If we have the symmetric group $S_k$ I know we can represent this as a permutation matrix and that this representation is a group homomorphism defined by say $f$. Where $f$ sends the symmetric group to an $n \times n$ matrix.
I was wondering how to show that the trace of $f$ was equal to the number of $x={1,… k}$ such that $h(x)=x$, where $h$ is our permutation?
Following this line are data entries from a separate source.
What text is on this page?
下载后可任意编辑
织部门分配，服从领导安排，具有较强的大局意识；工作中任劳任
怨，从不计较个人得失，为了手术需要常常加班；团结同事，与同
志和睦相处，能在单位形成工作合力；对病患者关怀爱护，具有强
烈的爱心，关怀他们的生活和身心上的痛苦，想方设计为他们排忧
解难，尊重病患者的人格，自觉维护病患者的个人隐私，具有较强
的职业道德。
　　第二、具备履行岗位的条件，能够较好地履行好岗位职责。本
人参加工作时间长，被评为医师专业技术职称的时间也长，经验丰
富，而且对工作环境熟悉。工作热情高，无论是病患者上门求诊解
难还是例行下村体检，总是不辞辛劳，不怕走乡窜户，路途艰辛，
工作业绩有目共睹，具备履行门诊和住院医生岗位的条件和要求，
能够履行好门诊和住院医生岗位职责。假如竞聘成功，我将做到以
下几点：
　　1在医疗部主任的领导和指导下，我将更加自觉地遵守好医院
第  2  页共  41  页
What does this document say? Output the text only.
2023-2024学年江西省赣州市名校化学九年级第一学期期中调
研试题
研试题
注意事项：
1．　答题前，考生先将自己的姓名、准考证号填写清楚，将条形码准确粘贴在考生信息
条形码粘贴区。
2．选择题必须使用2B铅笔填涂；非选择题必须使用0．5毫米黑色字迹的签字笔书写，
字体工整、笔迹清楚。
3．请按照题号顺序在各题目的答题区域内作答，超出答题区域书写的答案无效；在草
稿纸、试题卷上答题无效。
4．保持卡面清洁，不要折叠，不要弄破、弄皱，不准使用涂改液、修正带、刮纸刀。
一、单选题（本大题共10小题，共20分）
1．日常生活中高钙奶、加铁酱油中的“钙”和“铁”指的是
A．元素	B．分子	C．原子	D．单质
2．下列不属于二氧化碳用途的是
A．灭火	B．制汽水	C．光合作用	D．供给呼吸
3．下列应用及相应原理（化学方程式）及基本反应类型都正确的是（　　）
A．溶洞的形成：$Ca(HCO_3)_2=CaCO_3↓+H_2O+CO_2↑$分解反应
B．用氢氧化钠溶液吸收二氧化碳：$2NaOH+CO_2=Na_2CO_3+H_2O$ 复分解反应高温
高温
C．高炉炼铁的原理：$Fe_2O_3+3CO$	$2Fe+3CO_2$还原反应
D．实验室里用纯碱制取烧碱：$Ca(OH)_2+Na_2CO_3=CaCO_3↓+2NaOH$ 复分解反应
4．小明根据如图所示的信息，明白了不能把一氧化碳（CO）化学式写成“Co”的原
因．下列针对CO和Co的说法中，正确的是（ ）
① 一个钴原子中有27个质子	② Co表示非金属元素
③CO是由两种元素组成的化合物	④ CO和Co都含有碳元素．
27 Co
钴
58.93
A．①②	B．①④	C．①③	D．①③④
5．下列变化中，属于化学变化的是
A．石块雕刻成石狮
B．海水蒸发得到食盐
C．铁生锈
So I can see for example that $(1,4,2,5,3)$ there are no elements on the diagonal so the trace is zero as no elements sends itself to itself. However I was wondering if there was a better way to show this more generally?
Best Answer
If $\sigma \in S_n$, the corresponding permutation matrix is $$ P_\sigma = \begin{pmatrix} e_{\sigma(1)}\\ \vdots\\ e_{\sigma(n)} \end{pmatrix} $$ where the $e_k$'s are standard basis row vectors: $e_k (j) = \delta_{k,j} = \begin{cases} 1 \ k = j \\ 0 \ k \neq j \end{cases}$. So $$ \text{tr}(P_\sigma) = \sum_{i = 1}^nP_\sigma(i, i) = \sum_{i = 1}^n e_{\sigma(i)}(i) = \sum_{i = 1}^n \delta(\sigma(i), i) = \sum_{i = 1 : \sigma(i) \neq i}^n 0 + \sum_{i = 1 : \sigma(i) = i}^n 1 $$ which is just $\#\{1 \leq i \in \mathbb N \leq n : \sigma(i) = i\}$.